The initial step is always to eliminate all nutrient-rich (small intestine-digestible) feeds. While it might be satisfying for us to create elaborate meals for our horses and witness their enthusiastic consumption, even “grain-free mueslis” often contain added carrot pieces or oils for flavour, which are unsuitable for equine diets – especially for horses with weight or health concerns. Carrots, apples, bananas, and other fruits and vegetables should only be given sparingly and after careful consideration. In the case of horses with metabolic issues, it’s often better to avoid them altogether. Treats should be reduced to the minimum necessary amount. Once all fattening feeds have been minimised, the next step involves optimising hay feeding practices. Instead of fixed mealtimes, electronically controlled paddocks with enforced feeding breaks, or insufficient feeding spaces resulting in ongoing stress and conflicts, it’s crucial to ensure that all horses have unrestricted access to hay at all times. Straw is not an adequate substitute for hay; excessive consumption of straw can lead to constipation colic and should only be offered as a supplement to hay.
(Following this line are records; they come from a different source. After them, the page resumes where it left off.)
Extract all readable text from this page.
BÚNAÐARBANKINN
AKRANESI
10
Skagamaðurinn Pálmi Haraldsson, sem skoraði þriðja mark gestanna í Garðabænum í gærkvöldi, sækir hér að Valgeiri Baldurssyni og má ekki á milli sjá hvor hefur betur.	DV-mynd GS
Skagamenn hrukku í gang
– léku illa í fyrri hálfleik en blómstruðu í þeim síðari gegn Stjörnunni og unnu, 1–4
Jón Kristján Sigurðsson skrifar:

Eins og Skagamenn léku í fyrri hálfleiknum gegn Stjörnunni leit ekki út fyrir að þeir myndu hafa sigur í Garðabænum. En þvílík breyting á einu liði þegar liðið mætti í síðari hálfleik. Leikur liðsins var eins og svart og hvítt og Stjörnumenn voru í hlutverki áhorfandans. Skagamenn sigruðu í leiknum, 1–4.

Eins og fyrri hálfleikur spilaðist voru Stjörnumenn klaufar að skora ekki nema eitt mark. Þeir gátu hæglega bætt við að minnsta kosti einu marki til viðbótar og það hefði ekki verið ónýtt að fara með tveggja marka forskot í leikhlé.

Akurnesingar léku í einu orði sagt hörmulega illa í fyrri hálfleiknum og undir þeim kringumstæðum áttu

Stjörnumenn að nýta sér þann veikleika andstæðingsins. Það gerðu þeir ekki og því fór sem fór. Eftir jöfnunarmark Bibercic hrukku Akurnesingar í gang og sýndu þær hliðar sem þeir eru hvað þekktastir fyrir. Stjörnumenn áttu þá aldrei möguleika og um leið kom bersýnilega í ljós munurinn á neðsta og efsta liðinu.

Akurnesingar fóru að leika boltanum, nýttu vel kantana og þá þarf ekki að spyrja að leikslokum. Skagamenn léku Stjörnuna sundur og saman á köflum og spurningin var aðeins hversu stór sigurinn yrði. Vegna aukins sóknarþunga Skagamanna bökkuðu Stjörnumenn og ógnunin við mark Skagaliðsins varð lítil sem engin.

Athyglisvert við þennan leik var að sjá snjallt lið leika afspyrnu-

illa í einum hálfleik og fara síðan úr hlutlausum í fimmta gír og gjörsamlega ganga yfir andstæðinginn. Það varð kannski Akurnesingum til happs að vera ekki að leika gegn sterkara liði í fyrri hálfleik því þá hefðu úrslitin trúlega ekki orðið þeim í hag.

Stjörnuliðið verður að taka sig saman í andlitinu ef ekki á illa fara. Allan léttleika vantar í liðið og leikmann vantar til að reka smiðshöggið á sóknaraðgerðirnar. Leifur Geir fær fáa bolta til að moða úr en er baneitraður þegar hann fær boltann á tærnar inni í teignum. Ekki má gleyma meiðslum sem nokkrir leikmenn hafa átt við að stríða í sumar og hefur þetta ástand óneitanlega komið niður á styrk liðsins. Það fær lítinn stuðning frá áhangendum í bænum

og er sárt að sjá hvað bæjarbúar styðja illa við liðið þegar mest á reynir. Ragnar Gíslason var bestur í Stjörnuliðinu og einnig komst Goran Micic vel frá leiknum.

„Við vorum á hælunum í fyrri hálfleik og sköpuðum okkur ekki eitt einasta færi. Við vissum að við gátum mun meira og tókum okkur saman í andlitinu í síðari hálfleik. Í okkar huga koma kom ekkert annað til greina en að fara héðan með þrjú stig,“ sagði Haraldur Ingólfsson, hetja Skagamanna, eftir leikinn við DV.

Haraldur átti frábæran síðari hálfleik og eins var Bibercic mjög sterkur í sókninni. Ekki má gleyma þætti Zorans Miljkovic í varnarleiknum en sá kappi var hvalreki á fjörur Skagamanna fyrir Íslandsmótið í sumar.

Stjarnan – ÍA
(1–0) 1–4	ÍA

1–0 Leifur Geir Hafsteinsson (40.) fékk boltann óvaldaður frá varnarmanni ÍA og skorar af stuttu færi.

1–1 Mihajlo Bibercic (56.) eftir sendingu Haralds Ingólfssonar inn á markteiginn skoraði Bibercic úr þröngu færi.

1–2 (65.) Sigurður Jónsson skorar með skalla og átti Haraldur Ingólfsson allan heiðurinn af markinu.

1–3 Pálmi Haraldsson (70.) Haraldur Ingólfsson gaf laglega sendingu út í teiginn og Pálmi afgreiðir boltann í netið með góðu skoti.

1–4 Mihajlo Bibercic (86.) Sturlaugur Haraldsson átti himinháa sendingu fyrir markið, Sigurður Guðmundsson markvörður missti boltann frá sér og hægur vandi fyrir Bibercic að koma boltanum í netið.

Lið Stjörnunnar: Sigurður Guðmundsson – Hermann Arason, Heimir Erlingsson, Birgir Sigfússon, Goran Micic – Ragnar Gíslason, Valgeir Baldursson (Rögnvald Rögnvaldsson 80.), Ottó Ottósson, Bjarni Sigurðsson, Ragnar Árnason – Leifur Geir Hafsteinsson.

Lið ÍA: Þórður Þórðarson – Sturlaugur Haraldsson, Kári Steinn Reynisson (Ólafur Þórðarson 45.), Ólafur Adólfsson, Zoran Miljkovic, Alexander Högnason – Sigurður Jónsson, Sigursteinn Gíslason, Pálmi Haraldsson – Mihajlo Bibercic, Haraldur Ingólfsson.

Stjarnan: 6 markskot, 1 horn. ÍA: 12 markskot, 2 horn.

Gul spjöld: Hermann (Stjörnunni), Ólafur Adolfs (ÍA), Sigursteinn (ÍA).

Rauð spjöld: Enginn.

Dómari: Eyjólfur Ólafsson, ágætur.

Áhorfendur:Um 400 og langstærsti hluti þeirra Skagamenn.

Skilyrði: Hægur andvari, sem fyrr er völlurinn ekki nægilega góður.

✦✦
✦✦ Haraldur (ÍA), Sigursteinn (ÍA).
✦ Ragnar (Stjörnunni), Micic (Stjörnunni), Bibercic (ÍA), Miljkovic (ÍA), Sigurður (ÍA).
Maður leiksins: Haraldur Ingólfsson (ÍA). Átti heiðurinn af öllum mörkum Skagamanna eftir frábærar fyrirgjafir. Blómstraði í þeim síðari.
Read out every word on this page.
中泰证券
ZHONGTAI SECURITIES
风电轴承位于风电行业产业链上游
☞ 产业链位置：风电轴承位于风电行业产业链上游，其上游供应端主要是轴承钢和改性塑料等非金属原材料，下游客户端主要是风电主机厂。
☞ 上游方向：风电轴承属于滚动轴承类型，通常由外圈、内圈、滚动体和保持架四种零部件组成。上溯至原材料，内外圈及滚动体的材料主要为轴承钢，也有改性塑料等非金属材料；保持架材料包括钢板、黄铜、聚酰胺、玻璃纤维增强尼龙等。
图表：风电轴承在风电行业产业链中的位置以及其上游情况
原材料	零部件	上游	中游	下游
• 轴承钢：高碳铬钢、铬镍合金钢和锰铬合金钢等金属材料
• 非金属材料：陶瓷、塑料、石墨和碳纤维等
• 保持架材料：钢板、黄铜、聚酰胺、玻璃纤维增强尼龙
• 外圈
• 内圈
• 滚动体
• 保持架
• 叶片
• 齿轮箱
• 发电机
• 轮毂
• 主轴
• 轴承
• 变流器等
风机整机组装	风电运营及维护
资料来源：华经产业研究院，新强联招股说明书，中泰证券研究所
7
The appropriate number of feeding spaces depends on the dynamics of the group. For well-harmonised groups, around 10% more feeding spaces than horses in the group are recommended. For groups with poorer compatibility or frequent changes, it’s advisable to provide twice as many feeding spaces. The speed at which horses consume their feed can be controlled through the use of slow feeder systems, with hay nets being a straightforward option. The mesh size should be selected according to the hay’s quality and the horses’ abilities. For example, coarse hay requires larger mesh sizes than fine hay. Heavier or clumsier horses need larger openings, while “hoover” ponies that devour their hay quickly should be provided with closely meshed nets, possibly mixed with straw.

Two horses eating hay
A species-appropriate diet for horses is only possible with continuous hay feeding. © Adobe Stock / Alexia Khruscheva


Only through continuous hay feeding, adjusted based on the hay’s nutrient content and the horses’ weight condition using slow feeder systems, can horses receive a species-appropriate diet. Any form of restricted access—whether through meal feeding, straw instead of hay, automatic hay feeders, and so on—induces significant stress that can lead to aggression, depression, stomach ulcers, immune system suppression, faulty fermentation in the large intestine, and subsequent ailments such as watery stools, diarrhoea, colic, insulin resistance, or laminitis.